Maybe he liked her. He
seemed
to like her. That was an unnerving thought, she could cope with being ignored or even ridiculed, but some guy
liking
her—

Two men sat down at the other end of their table and spread out their beers and hot dogs, the skinny one talking loudly in the middle of her nervous breakdown.

“Now, your basic hot dog is all well and good,” Skinny said, “but it's the regional variations where you really get your bang for the buck. Like your Michigan hots and your Coneys, although putting meat sauce on a sausage? What's up with that?”

Up at the bar, Joe smiled at Shannon, who blushed and dimpled. He leaned closer to talk to her—probably interviewing her, Mab told herself—and Shannon leaned forward, too.
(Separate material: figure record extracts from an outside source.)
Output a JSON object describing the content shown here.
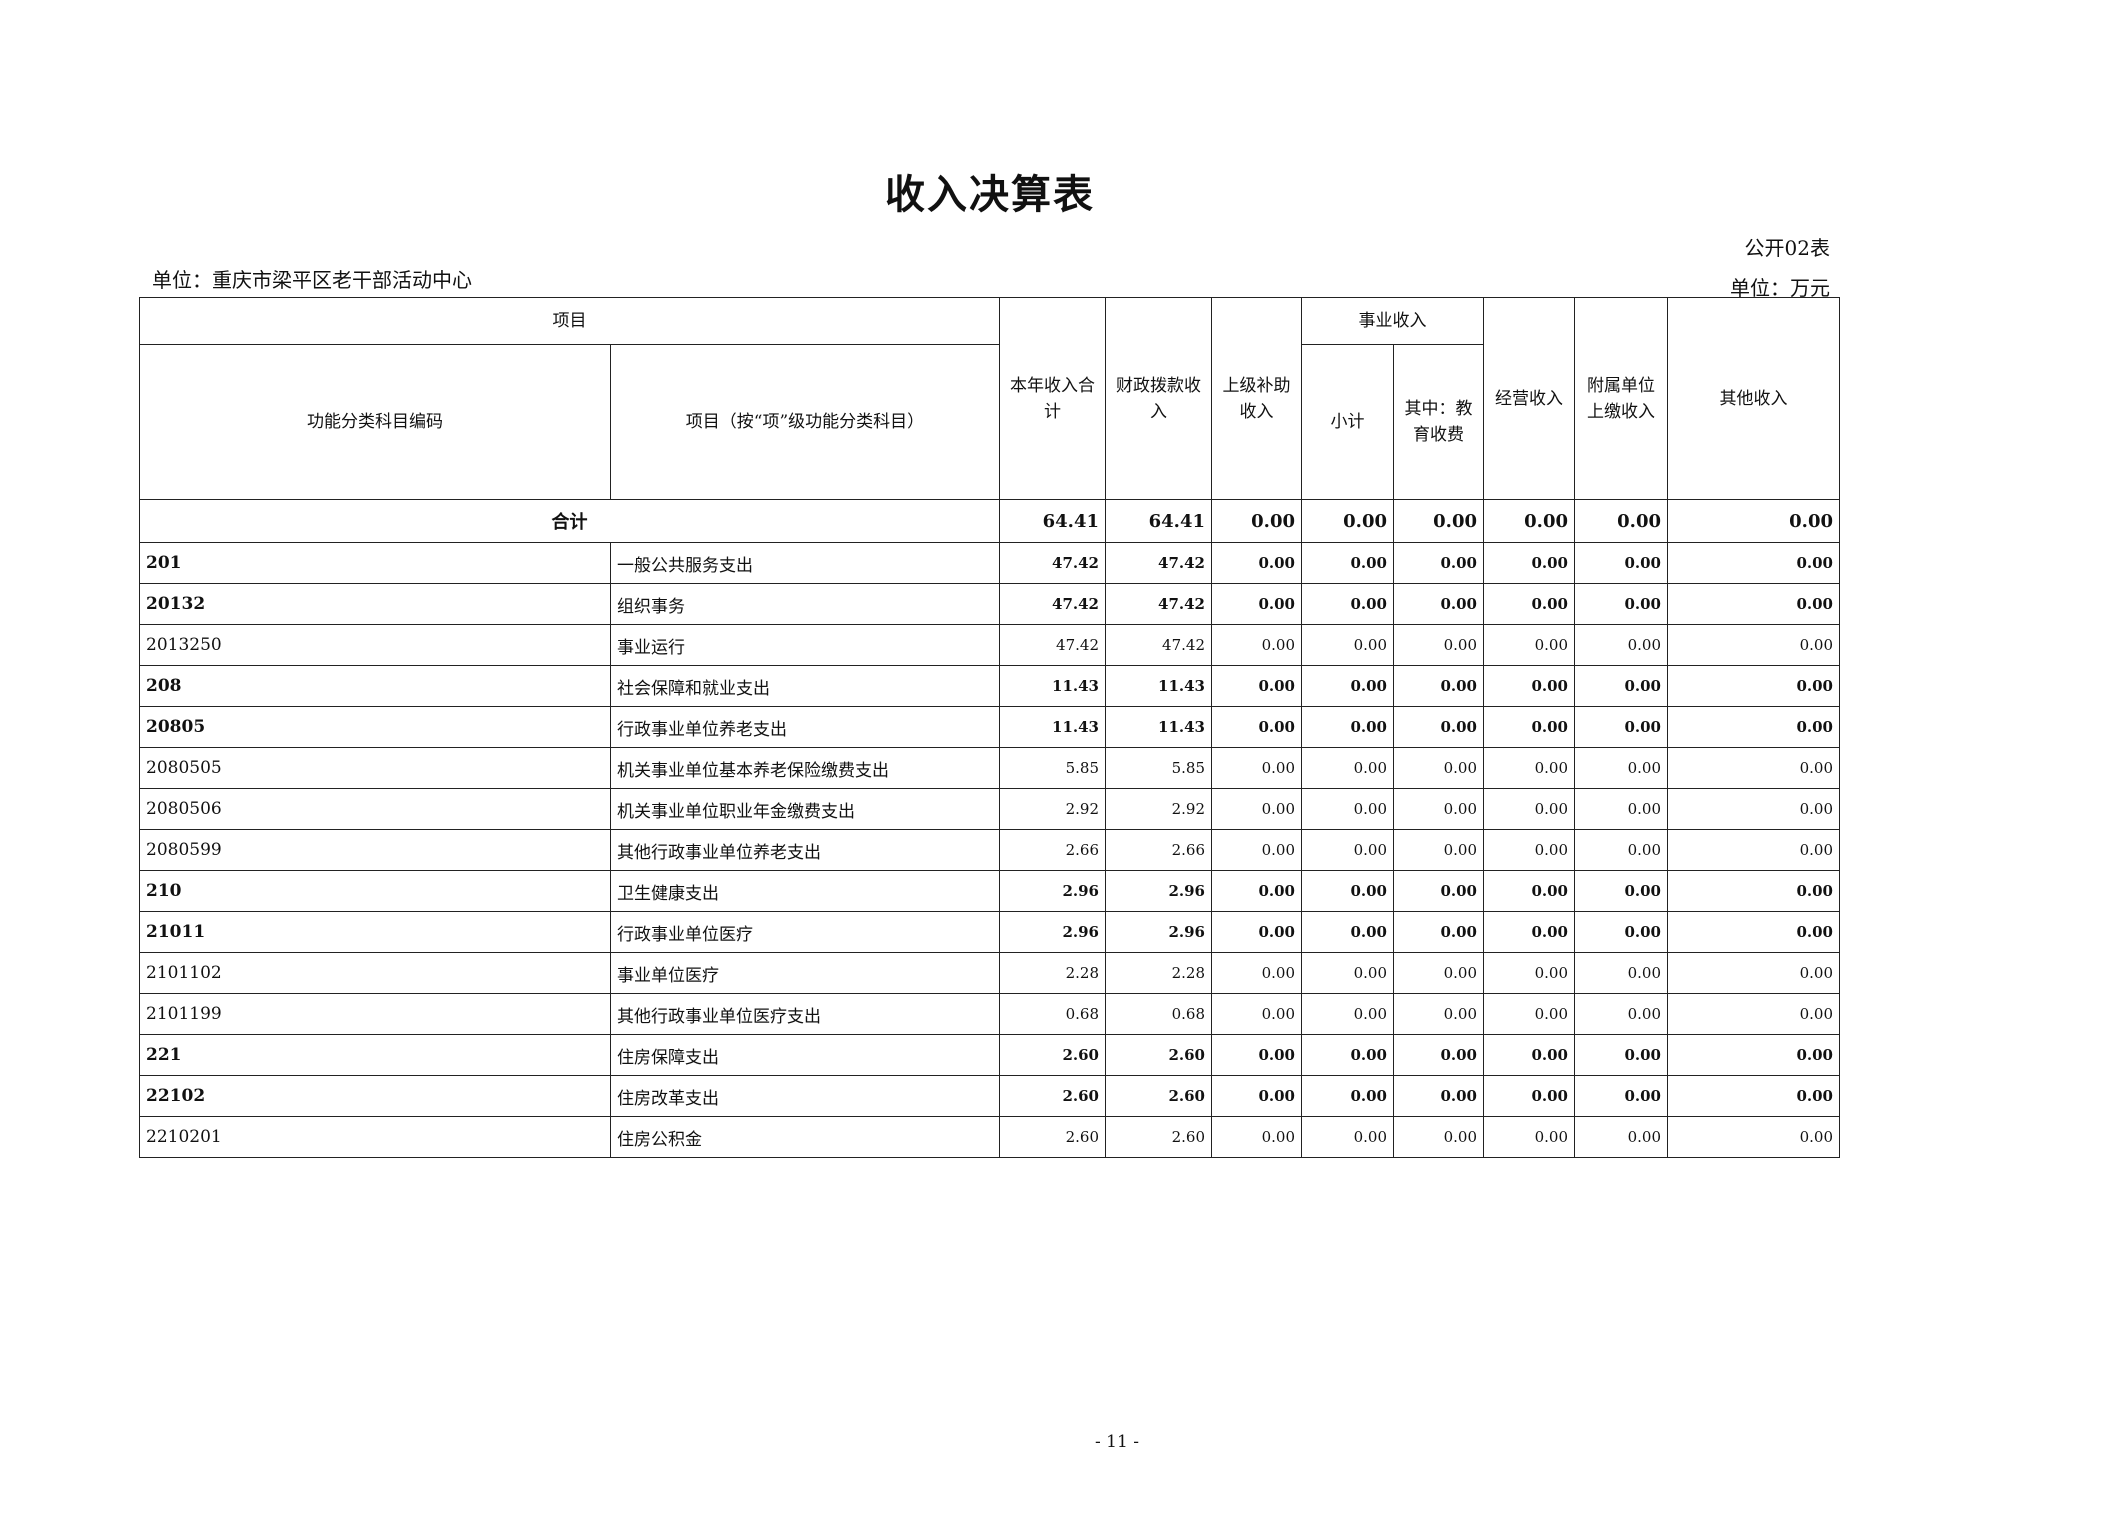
{
  "title": "收入决算表",
  "form_no": "公开02表",
  "unit_org": "单位：重庆市梁平区老干部活动中心",
  "unit_currency": "单位：万元",
  "headers": {
    "item": "项目",
    "code": "功能分类科目编码",
    "name": "项目（按“项”级功能分类科目）",
    "total": "本年收入合计",
    "fiscal": "财政拨款收入",
    "superior": "上级补助收入",
    "business": "事业收入",
    "business_subtotal": "小计",
    "business_edu": "其中：教育收费",
    "operating": "经营收入",
    "affiliated": "附属单位上缴收入",
    "other": "其他收入"
  },
  "total_row": {
    "label": "合计",
    "values": [
      "64.41",
      "64.41",
      "0.00",
      "0.00",
      "0.00",
      "0.00",
      "0.00",
      "0.00"
    ]
  },
  "rows": [
    {
      "code": "201",
      "name": "一般公共服务支出",
      "bold": true,
      "values": [
        "47.42",
        "47.42",
        "0.00",
        "0.00",
        "0.00",
        "0.00",
        "0.00",
        "0.00"
      ]
    },
    {
      "code": "20132",
      "name": "组织事务",
      "bold": true,
      "values": [
        "47.42",
        "47.42",
        "0.00",
        "0.00",
        "0.00",
        "0.00",
        "0.00",
        "0.00"
      ]
    },
    {
      "code": "2013250",
      "name": "事业运行",
      "bold": false,
      "values": [
        "47.42",
        "47.42",
        "0.00",
        "0.00",
        "0.00",
        "0.00",
        "0.00",
        "0.00"
      ]
    },
    {
      "code": "208",
      "name": "社会保障和就业支出",
      "bold": true,
      "values": [
        "11.43",
        "11.43",
        "0.00",
        "0.00",
        "0.00",
        "0.00",
        "0.00",
        "0.00"
      ]
    },
    {
      "code": "20805",
      "name": "行政事业单位养老支出",
      "bold": true,
      "values": [
        "11.43",
        "11.43",
        "0.00",
        "0.00",
        "0.00",
        "0.00",
        "0.00",
        "0.00"
      ]
    },
    {
      "code": "2080505",
      "name": "机关事业单位基本养老保险缴费支出",
      "bold": false,
      "values": [
        "5.85",
        "5.85",
        "0.00",
        "0.00",
        "0.00",
        "0.00",
        "0.00",
        "0.00"
      ]
    },
    {
      "code": "2080506",
      "name": "机关事业单位职业年金缴费支出",
      "bold": false,
      "values": [
        "2.92",
        "2.92",
        "0.00",
        "0.00",
        "0.00",
        "0.00",
        "0.00",
        "0.00"
      ]
    },
    {
      "code": "2080599",
      "name": "其他行政事业单位养老支出",
      "bold": false,
      "values": [
        "2.66",
        "2.66",
        "0.00",
        "0.00",
        "0.00",
        "0.00",
        "0.00",
        "0.00"
      ]
    },
    {
      "code": "210",
      "name": "卫生健康支出",
      "bold": true,
      "values": [
        "2.96",
        "2.96",
        "0.00",
        "0.00",
        "0.00",
        "0.00",
        "0.00",
        "0.00"
      ]
    },
    {
      "code": "21011",
      "name": "行政事业单位医疗",
      "bold": true,
      "values": [
        "2.96",
        "2.96",
        "0.00",
        "0.00",
        "0.00",
        "0.00",
        "0.00",
        "0.00"
      ]
    },
    {
      "code": "2101102",
      "name": "事业单位医疗",
      "bold": false,
      "values": [
        "2.28",
        "2.28",
        "0.00",
        "0.00",
        "0.00",
        "0.00",
        "0.00",
        "0.00"
      ]
    },
    {
      "code": "2101199",
      "name": "其他行政事业单位医疗支出",
      "bold": false,
      "values": [
        "0.68",
        "0.68",
        "0.00",
        "0.00",
        "0.00",
        "0.00",
        "0.00",
        "0.00"
      ]
    },
    {
      "code": "221",
      "name": "住房保障支出",
      "bold": true,
      "values": [
        "2.60",
        "2.60",
        "0.00",
        "0.00",
        "0.00",
        "0.00",
        "0.00",
        "0.00"
      ]
    },
    {
      "code": "22102",
      "name": "住房改革支出",
      "bold": true,
      "values": [
        "2.60",
        "2.60",
        "0.00",
        "0.00",
        "0.00",
        "0.00",
        "0.00",
        "0.00"
      ]
    },
    {
      "code": "2210201",
      "name": "住房公积金",
      "bold": false,
      "values": [
        "2.60",
        "2.60",
        "0.00",
        "0.00",
        "0.00",
        "0.00",
        "0.00",
        "0.00"
      ]
    }
  ],
  "page_number": "- 11 -"
}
Well, who wouldn't lean closer to Joe? He was charming. And funny. And—

“Now me,” Skinny said loudly, “I'll take a good old kraut or slaw sauce, maybe a smear of mustard, nothing that gets in the way of the dog, if you know what I mean. You know what I think, Quentin? I think people just pile garbage on a good dog to be trendy. That's what I think.”

Joe leaned in even more to whisper something in Shannon's ear, and Mab found herself annoyed with Skinny and his culinary opinions.

“Go with the classic,” he was saying now, “that's what I say. In fact, you give me a choice, I'll go with a brat and kraut in a bun, any day of the week. That's good enough for me.”

“Nathan's,” his friend Quentin said.

“Okay,” Skinny said.

Shut up
, Mab thought.

Joe laughed with Shannon and then headed back to the table, stopping by the jukebox to punch up “What Love Can Do.”

“So this is Cindy's favorite song,” he said as he put her third beer in front of her and sat down.

“John Hiatt is a park favorite,” Mab said, accepting another hot dog and forcing a smile. “He's on both park jukeboxes, the one at the Dream Cream and here.”

Joe listened to the song. “Nice. Happy.”

Mab listened to the jukebox. “I don't understand it.”

“What's not to understand?” Joe bit into his next hot dog.

“Well, the part about love paying for the pie. Why would one of the things that love can do be pay for their pie? I know it's a metaphor, but I don't get it. Or the part about love can make you lose somebody you thought was you. That makes no sense.”

“It means love changes everything,” Joe said. “One day you're alone and starving, and the next day you're having dessert.” He smiled at her again, that crooked, heart-lifting smile. “What do you want for dessert, Mab?”